– Это она вызывала скорую моему мужу. Это из ее квартиры мы сегодня забирали Вячеслава, и она обвиняла его что он украл деньги… Точнее, она мне сообщила об этом, а еще сказала что я могу быть сообщницей. Хотя я ничего не знаю про деньги, – и я рассказываю и про свое дежурство, и как Слава собирался в командировку в Минск, и где его и в каком виде забрали в больницу. Сотрудники полиции внимательно слушают, один из них все записывает.

– То есть так совпало, что ваша бригада скорой помощи приехала к вашему мужу?

– Так и есть, – киваю. Мужчина усмехается, удивляясь совпадению, но тут же задает следующий вопрос:

– Вы знаете, где могут быть деньги?

– В смысле?

– Деньги, которые, предположительно похитил Вячеслав, – сотрудник говорит об этом так просто, что мне становится не по себе.

– Во-первых, я уже сказала что я понятия не имею.
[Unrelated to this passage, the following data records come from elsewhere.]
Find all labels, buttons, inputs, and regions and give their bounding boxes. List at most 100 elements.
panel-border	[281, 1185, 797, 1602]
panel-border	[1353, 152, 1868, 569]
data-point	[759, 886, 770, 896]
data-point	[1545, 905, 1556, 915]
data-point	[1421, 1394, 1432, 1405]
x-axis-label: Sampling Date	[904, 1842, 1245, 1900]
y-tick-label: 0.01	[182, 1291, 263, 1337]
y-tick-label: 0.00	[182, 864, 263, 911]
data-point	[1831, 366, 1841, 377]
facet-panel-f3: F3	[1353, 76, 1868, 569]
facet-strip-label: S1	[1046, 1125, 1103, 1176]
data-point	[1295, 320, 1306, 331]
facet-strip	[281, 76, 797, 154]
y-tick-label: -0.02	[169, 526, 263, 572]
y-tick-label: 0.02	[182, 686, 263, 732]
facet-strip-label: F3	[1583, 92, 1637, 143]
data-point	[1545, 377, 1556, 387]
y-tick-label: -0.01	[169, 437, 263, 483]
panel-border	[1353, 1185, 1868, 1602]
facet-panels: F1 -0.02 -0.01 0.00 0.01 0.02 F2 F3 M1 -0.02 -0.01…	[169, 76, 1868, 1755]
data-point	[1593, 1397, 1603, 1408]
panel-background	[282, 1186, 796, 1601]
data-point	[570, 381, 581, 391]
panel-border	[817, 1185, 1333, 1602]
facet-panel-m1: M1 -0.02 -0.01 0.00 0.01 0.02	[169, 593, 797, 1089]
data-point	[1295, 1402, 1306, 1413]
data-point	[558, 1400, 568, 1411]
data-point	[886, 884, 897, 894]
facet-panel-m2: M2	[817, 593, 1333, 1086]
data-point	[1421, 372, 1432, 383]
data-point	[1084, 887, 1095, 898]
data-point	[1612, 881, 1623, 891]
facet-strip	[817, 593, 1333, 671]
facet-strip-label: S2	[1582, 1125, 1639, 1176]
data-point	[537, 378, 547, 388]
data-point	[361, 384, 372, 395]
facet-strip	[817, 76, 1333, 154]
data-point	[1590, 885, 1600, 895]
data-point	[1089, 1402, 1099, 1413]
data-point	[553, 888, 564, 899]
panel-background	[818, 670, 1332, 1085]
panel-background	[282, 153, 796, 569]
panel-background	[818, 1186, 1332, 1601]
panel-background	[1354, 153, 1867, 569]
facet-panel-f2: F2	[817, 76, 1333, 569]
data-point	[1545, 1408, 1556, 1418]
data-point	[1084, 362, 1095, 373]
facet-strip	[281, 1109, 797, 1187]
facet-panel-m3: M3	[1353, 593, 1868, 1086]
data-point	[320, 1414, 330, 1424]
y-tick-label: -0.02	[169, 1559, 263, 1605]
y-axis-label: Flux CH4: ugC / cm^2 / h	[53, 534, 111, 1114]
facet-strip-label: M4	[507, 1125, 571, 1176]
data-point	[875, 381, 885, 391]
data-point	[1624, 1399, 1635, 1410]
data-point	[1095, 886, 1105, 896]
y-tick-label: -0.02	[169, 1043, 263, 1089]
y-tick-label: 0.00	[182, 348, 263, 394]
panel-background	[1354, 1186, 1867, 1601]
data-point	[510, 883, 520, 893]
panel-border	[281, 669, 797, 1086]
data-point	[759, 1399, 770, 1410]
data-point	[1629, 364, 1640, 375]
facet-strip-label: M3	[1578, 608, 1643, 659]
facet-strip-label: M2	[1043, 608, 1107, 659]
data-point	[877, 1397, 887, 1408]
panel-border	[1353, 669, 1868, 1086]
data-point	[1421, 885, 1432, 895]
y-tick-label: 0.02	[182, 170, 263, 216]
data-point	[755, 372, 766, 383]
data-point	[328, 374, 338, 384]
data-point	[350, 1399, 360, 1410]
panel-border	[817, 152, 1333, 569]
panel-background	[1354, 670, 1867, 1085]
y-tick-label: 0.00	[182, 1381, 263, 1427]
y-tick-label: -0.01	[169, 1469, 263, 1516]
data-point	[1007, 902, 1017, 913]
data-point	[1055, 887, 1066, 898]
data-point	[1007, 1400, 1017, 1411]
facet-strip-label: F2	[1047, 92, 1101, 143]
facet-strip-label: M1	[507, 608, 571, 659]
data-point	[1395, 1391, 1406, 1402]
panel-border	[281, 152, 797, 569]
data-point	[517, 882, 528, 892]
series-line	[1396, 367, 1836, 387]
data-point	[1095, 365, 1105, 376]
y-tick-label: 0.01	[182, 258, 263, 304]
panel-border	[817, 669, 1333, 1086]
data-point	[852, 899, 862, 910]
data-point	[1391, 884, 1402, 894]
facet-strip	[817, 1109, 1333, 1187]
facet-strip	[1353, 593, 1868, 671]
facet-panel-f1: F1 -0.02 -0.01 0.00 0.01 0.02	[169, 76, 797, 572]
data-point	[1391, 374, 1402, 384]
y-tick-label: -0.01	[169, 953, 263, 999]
А, во-вторых, почему вы считаете, что именно мой муж украл эти миллионы?!

– Мы не говорим «украл», мы говорим – «подозреваем что украл», – поправляет меня полицейский, – Украл он или нет, решит суд. Но на данном этапе есть улики, которые позволяют сделать именно такой вывод.

– Какие улики?

– Разглашать эту информацию мы не можем, – лаконично отвечает, а я киваю. Смысл спорить? Допрос продолжается не менее часа. Но я ничего ценного сообщить не могу. Потому что я, как выяснилось, ничего не знаю о своем муже.

– Что ж, на данном этапе мы закончили. А теперь мы едем к вам домой, проводить обыск. Постановление – вот, – мне протягивают документы, а я лишь хлопаю глазами. Обыск? У меня? От одной мысли становится не по себе. С другой стороны, я точно знаю, что никаких денег у нас дома храниться просто не может! Куда их спрячешь в нашей однушке?

– Хорошо. А Екатерину вы проверить не хотите?

– Которая то ли любовница, то ли не очень? – вскидывает брови один из полицейских, – Нет. Сейчас мы не можем этого сделать. На этот счет нужны основания. Но вы не переживайте. Если они будут, проведем обыск и у нее.

Отлично. То есть меня проверять основания есть, а ее – нет. Но я не спорю. К тому же, проверяют-то не меня, а Славу. Только получается что и меня.

Я поднимаюсь с места, и возле поста медсестры снова вижу Александра Феликсовича. Он о чем-то с ней разговаривает, но когда я поднимаюсь вместе с полицейским, его взгляд упирается в меня. Его морщина на лбу стала как будто глубже, а глаза – темнее. Он меня буровит взглядом, а у меня появляется дурная мысль, что он подслушивал разговор. Но нет, это вряд ли. Зачем?

– Дежурный врач тут? – интересуется сотрудник.

– Вот он, – киваю в сторону Александра Феликсовича.

– Да, мы уже узнали у медсестры, что ваш муж в тяжелом состоянии, но хотелось бы более точного диагноза и понимания перспектив, – он переключается на врача и быстрым шагом подходит к нему, – сотрудник полиции оперуполномоченный Луценко. Вы лечащий врач Литвина?

– Я. Меня зовут Александр Феликсович. Чем могу помочь?

Они отходят в сторону. Разговор занимает всего минут пять. Однако после него лицо этого мужлана становится немного мягче. Не то чтобы врач стал менее враждебно ко мне относиться… Но видимо понял мотивацию. Хотя о чем я думаю?

Когда полицейский возвращается, мы тут же направляемся в машину. Впереди обыск, а мне хочется просто спать. И как только мы садимся в служебный автомобиль, голова становится совсем тяжелой, на меня наваливается дремота. Однако сквозь сон слышу разговор:

– Так что врач сказал-то?

– Вроде выживет этот Литвин. Но вот останется ли он в себе – хороший вопрос.

– А если не останется? И если он наличку хранит не дома? А в другом месте?